Con esta afirmación, Albertdi hace mención a un asunto no menor y que dice relación con la naturaleza y capacidad intelectual de la clase dirigente chilena. Efectivamente, entendemos lo de los contextos y la conquista y la colonia y todas esas cosas comúnmente usadas para argumentar a favor de la desinteligencia y la avaricia de las castas; sin embargo, estamos hablando de una época en que la revolución francesa había tenido lugar hace más de 40 años. La fenomenología del espíritu por su parte había salido de imprenta hace 25 y el romanticismo como reacción revolucionaria a los patrones establecidos campeaba en el viejo mundo. Es decir, antecedentes teóricos, intelectuales, había y por esa razón no resulta difícil entender y compartir la afirmación de Alberdi: “la Constitución del 33 es “Monárquica en el fondo y republicana solo en la forma” por lo cual “Ninguna de las Constituciones de Sud-América merece ser tomada por modelo de imitación… ya que tal derecho constitucional se opone a los intereses de su progreso material e industrial”. Entre otras materias el texto constitucional establecía que “son ciudadanos activos con derecho de sufrajio los chilenos que habiendo cumplido veinticinco años, si son solteros, y veintiuno, si son casados, y sabiendo leer y escribir tengan alguno de los siguientes requisitos: 1. Una propiedad inmueble, ó un capital invertido en alguna especie de jiro, ó industria. El valor de la propiedad inmueble, ó del capital, se fijará para cada provincia de diez en diez años por una lei especial. 2. El ejercicio de una industria ó arte, ó el goce de un empleo, renta ó usufructo, cuyos emolumentos ó productos guarden proporción con la propiedad inmueble, ó capital de que se habla en el número anterior”  

Entonces, Cuando la actual derecha o el centro político chileno nos hablan de “la república”, así con la “u” bien pronunciada y alargada, es a esto a lo que se refieren, cuando nos hablan de nuestras tradiciones, es a esto a lo que se refieren. Así se gestó e impuso por largos 91 años la icónica constitución de 1833. La persona a cargo de afianzarla y cimentarla, Diego Portales, el Almirante Merino de la época y uno de los más corruptos personajes de quien se tenga conocimiento en la historia de Chile. La misma persona que poco tiempo después en una carta del 6 de Diciembre de 1834 confesaría: “De mí sé decirle, que con ley o sin ella, esa señora que llaman Constitución hay que violarla cuando las circunstancias son extremas”.
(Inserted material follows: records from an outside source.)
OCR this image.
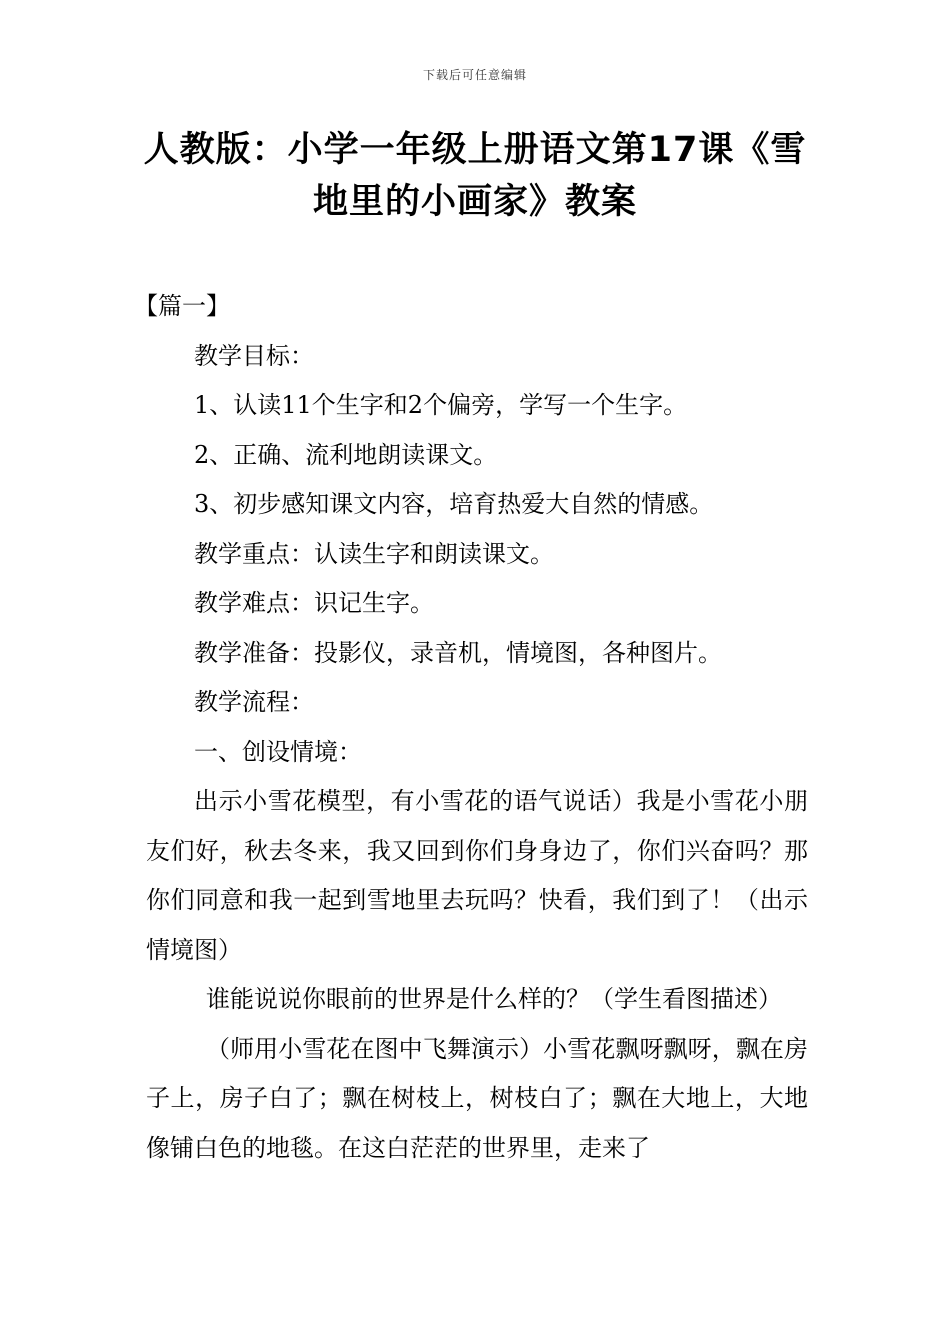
下载后可任意编辑
人教版：小学一年级上册语文第17课《雪地里的小画家》教案

【篇一】

教学目标：

1、认读11个生字和2个偏旁，学写一个生字。

2、正确、流利地朗读课文。

3、初步感知课文内容，培育热爱大自然的情感。

教学重点：认读生字和朗读课文。

教学难点：识记生字。

教学准备：投影仪，录音机，情境图，各种图片。

教学流程：

一、创设情境：

出示小雪花模型，有小雪花的语气说话）我是小雪花小朋友们好，秋去冬来，我又回到你们身身边了，你们兴奋吗？那你们同意和我一起到雪地里去玩吗？快看，我们到了！（出示情境图）

谁能说说你眼前的世界是什么样的？（学生看图描述）

（师用小雪花在图中飞舞演示）小雪花飘呀飘呀，飘在房子上，房子白了；飘在树枝上，树枝白了；飘在大地上，大地像铺白色的地毯。在这白茫茫的世界里，走来了
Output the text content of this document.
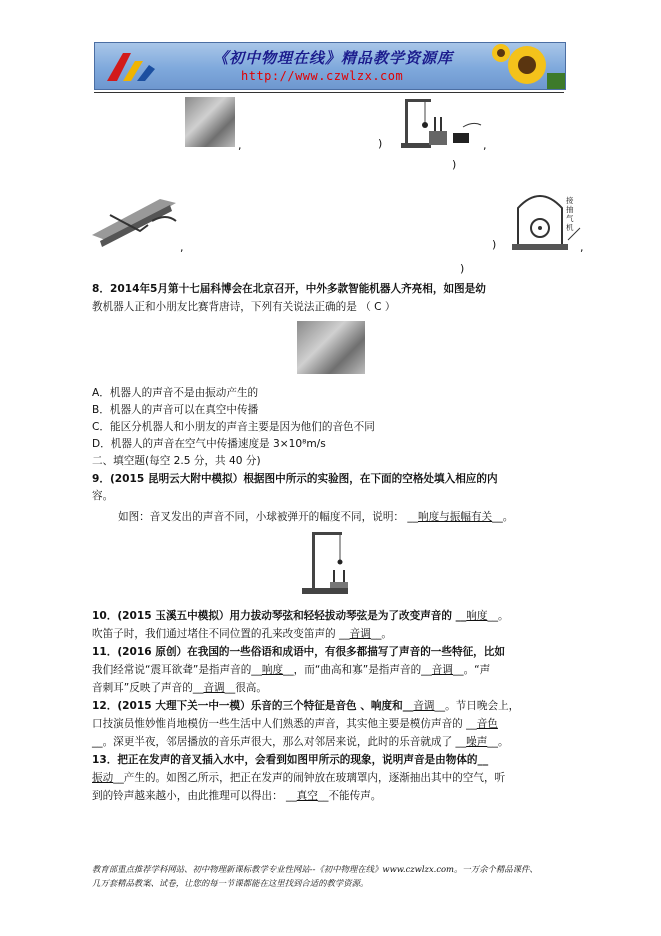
《初中物理在线》精品教学资源库
http://www.czwlzx.com
,	)	,
)
,	)
接抽气机
,
)
8．2014年5月第十七届科博会在北京召开，中外多款智能机器人齐亮相，如图是幼
教机器人正和小朋友比赛背唐诗，下列有关说法正确的是 （ C ）
A．机器人的声音不是由振动产生的
B．机器人的声音可以在真空中传播
C．能区分机器人和小朋友的声音主要是因为他们的音色不同
D．机器人的声音在空气中传播速度是 3×10⁸m/s
二、填空题(每空 2.5 分，共 40 分)
9．(2015 昆明云大附中模拟）根据图中所示的实验图，在下面的空格处填入相应的内
容。
如图：音叉发出的声音不同，小球被弹开的幅度不同，说明： __响度与振幅有关__。
10．(2015 玉溪五中模拟）用力拔动琴弦和轻轻拔动琴弦是为了改变声音的 __响度__。
吹笛子时，我们通过堵住不同位置的孔来改变笛声的 __音调__。
11．(2016 原创）在我国的一些俗语和成语中，有很多都描写了声音的一些特征，比如
我们经常说“震耳欲聋”是指声音的__响度__，而“曲高和寡”是指声音的__音调__。“声
音刺耳”反映了声音的__音调__很高。
12．(2015 大理下关一中一模）乐音的三个特征是音色 、响度和__音调__。节日晚会上，
口技演员惟妙惟肖地模仿一些生活中人们熟悉的声音，其实他主要是模仿声音的 __音色
__。深更半夜，邻居播放的音乐声很大，那么对邻居来说，此时的乐音就成了 __噪声__。
13．把正在发声的音叉插入水中，会看到如图甲所示的现象，说明声音是由物体的__
振动__产生的。如图乙所示，把正在发声的闹钟放在玻璃罩内，逐渐抽出其中的空气，听
到的铃声越来越小，由此推理可以得出： __真空__不能传声。
教育部重点推荐学科网站、初中物理新课标教学专业性网站--《初中物理在线》www.czwlzx.com。一万余个精品课件、
几万套精品教案、试卷，让您的每一节课都能在这里找到合适的教学资源。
  1. Y así, guerras varias de por medio, llegamos a la convulsionada segunda década del siglo XX. La población chilena se ha multiplicado por cuatro alcanzando ahora los tres millones doscientos mil habitantes. Los grandes indicadores –estadísticamente- han empeorado. La esperanza de vida apenas alcanza los 37 años y mientras la élite criolla se ha enriquecido en forma obscena, la clase popular continúa sumida en el analfabetismo y el abandono. 55 kilos es el peso promedio de los chilenos y chilenas y el 40% de la población se encuentra afectado por la sífilis. No obstante, en medio de este intrincado proceso social inherente a todo crecimiento demográfico, la oligarquía ha sido permeada por una burguesía emergente, viéndose imposibilitada de detener la brusca entrada en vigencia de la segunda ley de la dialéctica.: el cambio de lo cuantitativo en cualitativo.
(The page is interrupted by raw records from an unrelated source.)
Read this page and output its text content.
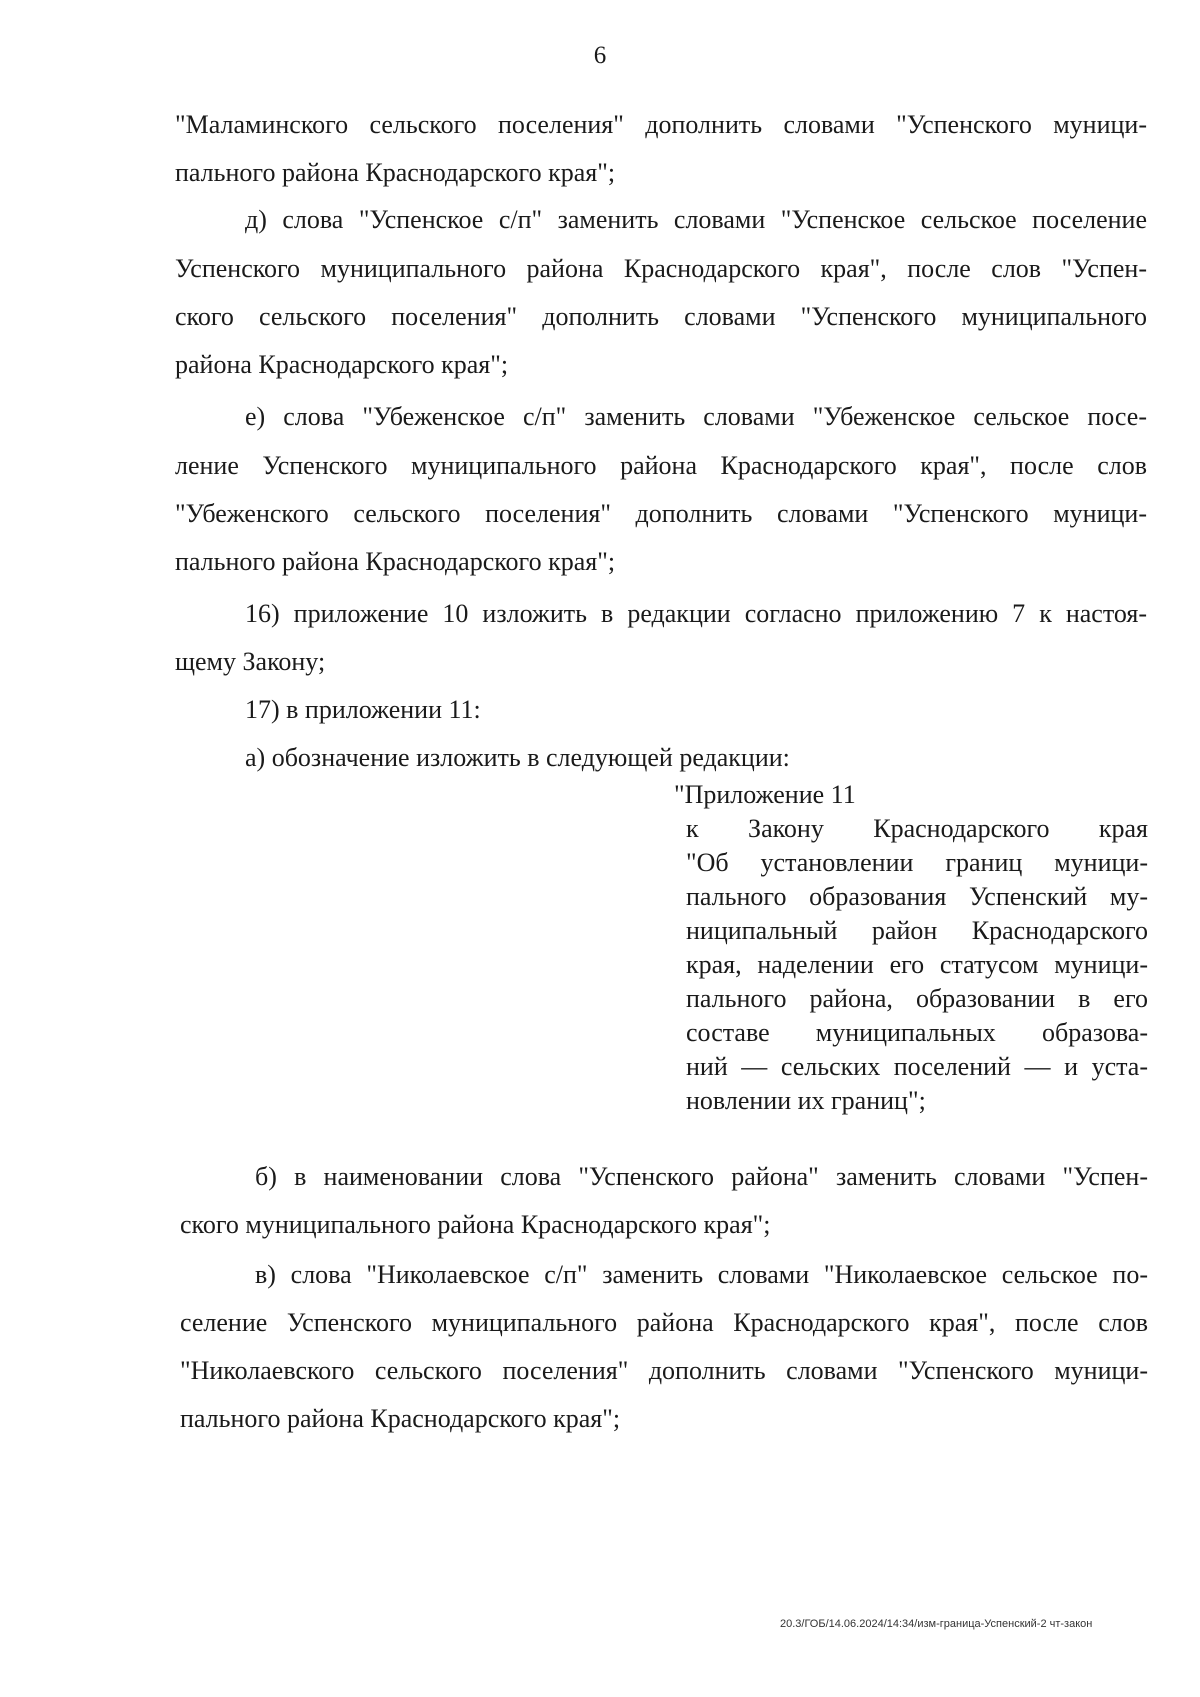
6
"Маламинского сельского поселения" дополнить словами "Успенского муници-
пального района Краснодарского края";
д) слова "Успенское с/п" заменить словами "Успенское сельское поселение
Успенского муниципального района Краснодарского края", после слов "Успен-
ского сельского поселения" дополнить словами "Успенского муниципального
района Краснодарского края";
е) слова "Убеженское с/п" заменить словами "Убеженское сельское посе-
ление Успенского муниципального района Краснодарского края", после слов
"Убеженского сельского поселения" дополнить словами "Успенского муници-
пального района Краснодарского края";
16) приложение 10 изложить в редакции согласно приложению 7 к настоя-
щему Закону;
17) в приложении 11:
а) обозначение изложить в следующей редакции:
"Приложение 11
к Закону Краснодарского края
"Об установлении границ муници-
пального образования Успенский му-
ниципальный район Краснодарского
края, наделении его статусом муници-
пального района, образовании в его
составе муниципальных образова-
ний — сельских поселений — и уста-
новлении их границ";
б) в наименовании слова "Успенского района" заменить словами "Успен-
ского муниципального района Краснодарского края";
в) слова "Николаевское с/п" заменить словами "Николаевское сельское по-
селение Успенского муниципального района Краснодарского края", после слов
"Николаевского сельского поселения" дополнить словами "Успенского муници-
пального района Краснодарского края";
20.3/ГОБ/14.06.2024/14:34/изм-граница-Успенский-2 чт-закон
La genética ha posibilitado que de entre esos nuevos millones de habitantes, un grupo pequeño, pero importante, de personas haya logrado esquivar las balas del determinismo y salir de la caverna. Cobijados en las paredes de Instituto pedagógico y de otras facultades a las que han podido acceder, pasan de ser observadores a fervientes críticos de un sistema político completamente agotado, que no da cuenta de las necesidades de la población. La “Cuestión social” sigue sin respuesta.  La literatura, la experiencia y la observación les permiten no solo denunciar las brechas, sino que poner el acento en los orígenes de ellas generando una crisis de legitimidad al orden oligárquico.

En paralelo y como resultado de lo descrito, de las hambrunas, de la sobreexplotación, las numerosas masas obreras fraguaban organizaciones que a poco andar serían actores relevantes en el devenir político. Nace la FECH en 1906 y la mítica frase de Carlos Marx “ hasta ahora los filósofos no han hecho más que interpretar de diversos modos el mundo, en circunstancias que de lo que se trata es de transformarlo”, impregna paredes, cafeterías y bibliotecas. El siglo XX, a pesar de la oligarquía y de la pretenciosamente llamada aristocracia criolla, había llegado para quedarse. 
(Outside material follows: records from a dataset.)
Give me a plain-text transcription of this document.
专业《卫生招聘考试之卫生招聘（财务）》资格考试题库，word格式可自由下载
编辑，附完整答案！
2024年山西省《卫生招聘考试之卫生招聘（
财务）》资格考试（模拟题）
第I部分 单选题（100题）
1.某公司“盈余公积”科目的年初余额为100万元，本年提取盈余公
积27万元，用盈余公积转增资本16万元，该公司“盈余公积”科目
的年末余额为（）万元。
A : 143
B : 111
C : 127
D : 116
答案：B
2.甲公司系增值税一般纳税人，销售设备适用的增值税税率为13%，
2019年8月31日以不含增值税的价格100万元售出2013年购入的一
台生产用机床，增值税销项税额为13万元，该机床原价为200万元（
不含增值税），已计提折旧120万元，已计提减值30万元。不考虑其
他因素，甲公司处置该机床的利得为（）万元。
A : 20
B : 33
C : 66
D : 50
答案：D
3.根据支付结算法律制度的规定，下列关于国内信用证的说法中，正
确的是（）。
En este contexto, y ante los anhelos de cambio de este nuevo actor social, en un clima de rebelión y con el recuerdo aún vivo de las masacres del 1906 y 1907, en 1920 es elegido Presidente el candidato de la Alianza Liberal Arturo Alessandri Palma. A poco andar sin embargo, los proyectos emblemáticos del mal llamado león de Tarapacá y que decían relación con proyectos de ley que debían regular materias como:  jornada laboral de ocho horas, término del trabajo infantil,  contratos colectivos, ley de accidentes del trabajo y seguro obrero, legalización de los sindicatos y otras que beneficiarían directamente a las fuerzas armadas, se vieron entrampados en un congreso Versallesco, eminentemente conservador y que sin vergüenza ninguna permitía que personajes como Eduardo Matte Pérez intervinieran en el congreso con frases como esta: “Los dueños de Chile somos nosotros, los dueños del capital y del suelo; lo demás es masa influenciable y vendible; ella no pesa ni como opinión ni como prestigio“ .

Ante semejante arrogancia conservadora, Alessandri recurre a su reconocida locuacidad y habilidad política para exacerbar los ánimos y llamar la atención de organizaciones populares, artistas, intelectuales y estudiantes quienes comienzan a exigir el establecimiento de una Asamblea Nacional constituyente de asalariados e intelectuales, la que más adelante fue conocida como “Constituyente chica”. Esta iniciativa, sin embargo, fue duramente criticada por el intelectual comunista Hernán Ramírez Necochea quien no solo la consideraba intrascendente, sino que llegó a calificarla como un ejemplo típico de infantilismo revolucionario toda vez que «se llevó a cabo una acción puramente formal, que inhabilitó al Partido y a la clase obrera para tener una participación más activa y decisiva en la nueva Ley Fundamental del país”,.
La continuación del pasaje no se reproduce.